Chi attualmente desidera spedire container dall'Estremo Oriente in Europa deve nuovamente mettere mano al portafoglio. Secondo Xeneta, il tasso medio di mercato per il trasporto dall'Estremo Oriente verso l'Europa settentrionale era il 15 giugno di 3'854 USD per FEU. Un FEU corrisponde a un container da 40 piedi.
Dalla fine di febbraio, le tariffe sono aumentate di circa 74 percento. Non si tratta di una piccola variazione, ma di un significativo rincaro in pochi mesi.
Il problema maggiore però non è solo il prezzo. Secondo Xeneta, le compagnie di navigazione segnalano già navi complete su vari servizi fino a luglio. Anche i caricatori più grandi con contratti annuali esistenti non riescono a mettere i loro container sulla nave come previsto.
Nella pratica, ciò significa che i container vengono spostati su partenze successive, prenotazioni vengono rifiutate o accettate solo a tariffe di mercato notevolmente più alte.
La capacità offerta sulla rotta verso l'Europa settentrionale è aumentata solo leggermente rispetto al periodo pre-crisi. I posti nave aggiuntivi non sono sufficienti per soddisfare la domanda attuale e le interruzioni del programma.

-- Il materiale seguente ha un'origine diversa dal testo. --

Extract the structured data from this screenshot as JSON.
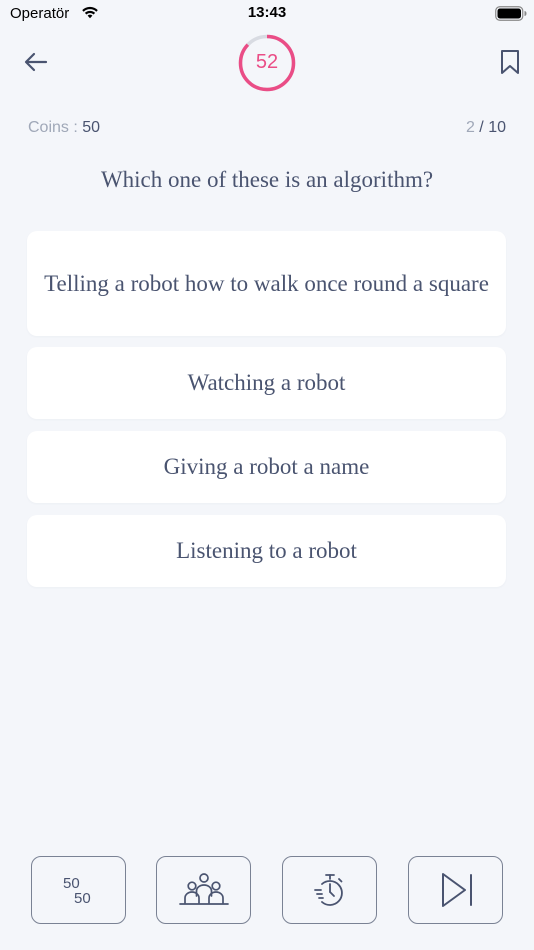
{
  "status_bar": {
    "carrier": "Operatör",
    "time": "13:43"
  },
  "timer": {
    "value": "52",
    "progress_fraction": 0.87,
    "color": "#ea4d86"
  },
  "info": {
    "coins_label": "Coins : ",
    "coins_value": "50",
    "progress_current": "2",
    "progress_separator": " / ",
    "progress_total": "10"
  },
  "question": "Which one of these is an algorithm?",
  "answers": [
    "Telling a robot how to walk once round a square",
    "Watching a robot",
    "Giving a robot a name",
    "Listening to a robot"
  ],
  "lifelines": {
    "fifty_fifty_icon": "fifty-fifty-icon",
    "audience_icon": "audience-icon",
    "time_icon": "stopwatch-icon",
    "skip_icon": "skip-icon",
    "fifty_top": "50",
    "fifty_bottom": "50"
  },
  "colors": {
    "background": "#f4f6fa",
    "text": "#4a5470",
    "muted": "#a0a8b8",
    "accent": "#ea4d86"
  }
}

Un motivo importante rimane la situazione incerta nel Medio Oriente. Rotte più lunghe, ritardi e navi mancanti confondono i programmi. Inoltre, ci sono i caricatori che ordinano precocemente e anticipano le merci. Questo crea ulteriore pressione sui posti disponibili.
Per noi spedizionieri è un'immagine conosciuta: quando lo spazio è scarso, non conta solo il prezzo. È decisivo se la prenotazione viene confermata e se il container parte effettivamente.